All our swimwear is made from ECONYL® - a 100% regenerated nylon fibre made from fishnets and other nylon waste. So our cossies are ocean-friendly too!

We believe in honest quality and in knowing who made your clothes. We produce our swimwear in a small London factory which prides itself on premium craftsmanship in a safe working environment.

We use fabrics which are twice as resistant to chlorine, sun cream and oil than standard Lycra® in order to ensure our swimsuits are high quality items made to last.

We work with OEKO-TEX® certified suppliers, manufacturers and partners who are environmentally and socially responsible – meaning that they pay fairly, use chemicals safely and minimise waste where possible.

We have sourced 100% reusable and recyclable packaging materials and have worked to remove unnecessary plastic from every stage of our processes, in order to minimise our environmental impact.

 

When we talk about ethical fashion, a lot of it revolves around sustainability and fair production, but representation amongst models is often neglected.

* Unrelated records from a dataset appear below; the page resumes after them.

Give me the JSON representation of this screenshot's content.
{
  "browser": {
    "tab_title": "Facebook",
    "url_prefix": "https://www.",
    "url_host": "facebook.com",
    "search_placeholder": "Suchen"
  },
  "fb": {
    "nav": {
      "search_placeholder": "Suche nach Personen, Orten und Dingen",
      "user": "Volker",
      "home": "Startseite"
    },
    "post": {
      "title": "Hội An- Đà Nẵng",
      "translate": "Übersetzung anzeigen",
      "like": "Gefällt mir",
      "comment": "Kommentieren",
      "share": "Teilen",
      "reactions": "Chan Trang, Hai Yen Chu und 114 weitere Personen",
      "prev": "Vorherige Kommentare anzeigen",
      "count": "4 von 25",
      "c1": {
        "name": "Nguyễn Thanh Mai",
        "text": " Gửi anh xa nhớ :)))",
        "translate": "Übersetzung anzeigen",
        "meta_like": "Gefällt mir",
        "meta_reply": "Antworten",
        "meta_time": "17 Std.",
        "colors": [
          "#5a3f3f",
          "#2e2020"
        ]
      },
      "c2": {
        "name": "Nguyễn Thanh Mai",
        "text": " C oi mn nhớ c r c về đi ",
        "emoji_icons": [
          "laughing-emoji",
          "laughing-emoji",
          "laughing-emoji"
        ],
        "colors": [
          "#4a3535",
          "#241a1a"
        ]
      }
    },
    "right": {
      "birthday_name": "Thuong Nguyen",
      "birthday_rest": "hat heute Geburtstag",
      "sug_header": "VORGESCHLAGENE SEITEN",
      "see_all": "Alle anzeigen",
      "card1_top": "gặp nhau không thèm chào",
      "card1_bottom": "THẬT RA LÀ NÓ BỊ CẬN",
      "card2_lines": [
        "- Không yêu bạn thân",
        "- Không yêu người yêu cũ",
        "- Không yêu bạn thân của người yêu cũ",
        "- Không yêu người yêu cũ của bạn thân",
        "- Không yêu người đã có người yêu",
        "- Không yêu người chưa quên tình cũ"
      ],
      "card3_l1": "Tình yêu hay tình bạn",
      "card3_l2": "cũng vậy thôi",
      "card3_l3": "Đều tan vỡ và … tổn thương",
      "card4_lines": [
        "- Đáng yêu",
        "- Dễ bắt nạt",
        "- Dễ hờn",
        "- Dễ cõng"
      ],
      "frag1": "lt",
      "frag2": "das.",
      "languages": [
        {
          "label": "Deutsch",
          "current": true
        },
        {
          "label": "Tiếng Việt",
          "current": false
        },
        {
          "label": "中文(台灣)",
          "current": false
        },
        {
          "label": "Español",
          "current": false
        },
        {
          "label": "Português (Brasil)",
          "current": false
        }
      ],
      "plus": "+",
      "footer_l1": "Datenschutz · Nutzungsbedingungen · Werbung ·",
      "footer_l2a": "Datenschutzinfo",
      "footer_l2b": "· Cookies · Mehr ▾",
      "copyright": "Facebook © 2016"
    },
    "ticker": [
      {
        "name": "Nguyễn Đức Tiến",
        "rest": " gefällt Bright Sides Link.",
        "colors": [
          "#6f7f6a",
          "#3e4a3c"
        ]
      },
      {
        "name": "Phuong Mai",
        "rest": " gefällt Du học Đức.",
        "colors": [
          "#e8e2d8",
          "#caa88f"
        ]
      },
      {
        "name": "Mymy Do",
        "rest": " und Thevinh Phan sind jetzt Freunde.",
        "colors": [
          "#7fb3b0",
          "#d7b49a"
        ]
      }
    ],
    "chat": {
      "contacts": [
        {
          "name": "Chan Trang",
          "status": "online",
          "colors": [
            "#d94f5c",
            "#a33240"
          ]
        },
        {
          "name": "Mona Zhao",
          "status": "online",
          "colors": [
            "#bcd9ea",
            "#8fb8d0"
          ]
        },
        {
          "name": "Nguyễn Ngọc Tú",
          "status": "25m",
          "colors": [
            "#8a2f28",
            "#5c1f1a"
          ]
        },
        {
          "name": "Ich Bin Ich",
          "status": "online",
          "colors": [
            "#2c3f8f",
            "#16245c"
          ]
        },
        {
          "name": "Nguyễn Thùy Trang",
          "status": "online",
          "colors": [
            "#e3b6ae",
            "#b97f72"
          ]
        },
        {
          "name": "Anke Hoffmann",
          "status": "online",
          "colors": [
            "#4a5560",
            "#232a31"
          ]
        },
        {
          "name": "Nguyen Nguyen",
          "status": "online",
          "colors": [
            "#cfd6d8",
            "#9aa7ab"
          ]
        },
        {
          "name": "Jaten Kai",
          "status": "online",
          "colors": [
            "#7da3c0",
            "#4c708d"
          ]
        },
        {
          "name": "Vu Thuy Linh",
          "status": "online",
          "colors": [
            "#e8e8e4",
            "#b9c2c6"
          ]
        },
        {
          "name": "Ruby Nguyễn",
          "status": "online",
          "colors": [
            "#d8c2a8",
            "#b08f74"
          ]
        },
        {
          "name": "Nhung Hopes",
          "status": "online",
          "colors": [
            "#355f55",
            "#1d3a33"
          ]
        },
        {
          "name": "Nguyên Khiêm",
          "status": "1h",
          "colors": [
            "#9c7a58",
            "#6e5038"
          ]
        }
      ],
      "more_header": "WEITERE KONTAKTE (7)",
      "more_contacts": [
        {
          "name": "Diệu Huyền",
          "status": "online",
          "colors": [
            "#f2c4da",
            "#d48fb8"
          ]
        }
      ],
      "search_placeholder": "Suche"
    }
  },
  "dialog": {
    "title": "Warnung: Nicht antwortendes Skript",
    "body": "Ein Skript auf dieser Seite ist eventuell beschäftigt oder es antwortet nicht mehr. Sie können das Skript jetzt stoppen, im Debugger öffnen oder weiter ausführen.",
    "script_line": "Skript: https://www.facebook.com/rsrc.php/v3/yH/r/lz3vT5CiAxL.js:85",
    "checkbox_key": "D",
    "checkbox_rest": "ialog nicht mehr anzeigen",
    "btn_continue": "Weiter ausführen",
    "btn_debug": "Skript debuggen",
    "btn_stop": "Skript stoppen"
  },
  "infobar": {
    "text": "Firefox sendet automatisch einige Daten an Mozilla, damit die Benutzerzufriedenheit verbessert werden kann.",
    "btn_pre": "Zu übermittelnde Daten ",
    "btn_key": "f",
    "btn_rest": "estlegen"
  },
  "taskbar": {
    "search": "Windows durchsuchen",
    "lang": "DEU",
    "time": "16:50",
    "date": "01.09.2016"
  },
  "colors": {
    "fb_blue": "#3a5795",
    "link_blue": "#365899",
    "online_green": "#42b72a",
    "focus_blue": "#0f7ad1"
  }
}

What are your thoughts on championing model diversity in mainstream fashion?

 

That’s a great point and it’s something close to our heart too. We believe that fashion brands have a social responsibility to showcase healthy models, to not alter body shape through airbrushing and to help ease the social pressure on women to look a particular way. However, I also believe there is huge advantage to showcasing your product on a range of different body shapes and individuals as it helps your customers to see how it might look on them. Since we launched we have used a range of models with different body shapes, sizes and skin colours and our brand is all the richer for it.

 


Before buying something new, what are the main things that you consider?

 

When I was younger I bought fashion pieces in a more disposable way, happy to pick up pieces cheaply that only lasted a season. However, as I have gotten older I have enjoyed having a smaller, capsule wardrobe of staple, timeless investment pieces that work season after season. As a result when I shop I look for quality, how well something is made and for designs that will last. However, the most important thing for me – how a piece of clothing makes me feel.

 

What is your proudest moment since launching Deakin and Blue?

 

We’ve had a brilliant year since launching with our swimwear being worn on magazine covers, by celebrities, and positively reviewed by hard hitting journalists. However, the stand out moments for me are all to do with feedback from customers. I met a young girl recently at a pop up event who confided that she had felt embarrassed by her body shape since she was a teenager. Seeing her expression as she tried on our bikini and smiled at herself in the mirror was something I will never forget. I also love reading the emails we receive each week from customers who tell us they how good they feel in our swimwear. I remember a particular email from an amateur triathlete who told me “I have been looking for swimwear like yours for ten years. Thank you.” - those are my proudest moments.

 


As a female entrepreneur, what advice do you have for other young ambitious women who want to set up their own business?

 

I would recommend testing an idea as much as possible first – with friends, family, strangers, in focus groups and more to try and get as much honest feedback on a concept as possible. Once you are confident you have a great idea, I’d encourage you to take the leap but make sure you have a strong network of people in a similar position around you – being a solo entrepreneur can be lonely and scary and it’s great to have a support network of individuals to share your successes and struggles with.

 

How do you hope to see Deakin and Blue grow in the future?

 

We have aspirations to become the market leader for beautiful swimwear that supports and flatters your body. We plan to continue to bring out new collections with different design styles and inspiration and to continue to offer women a range of swimwear to suit their style. We are currently developing a Gym to Swim collection that contains medium and high impact sports bras that can be worn for running, sport and swimming – enabling women to mix up different activities without needing to change their clothes. There’s lots of exciting things ahead!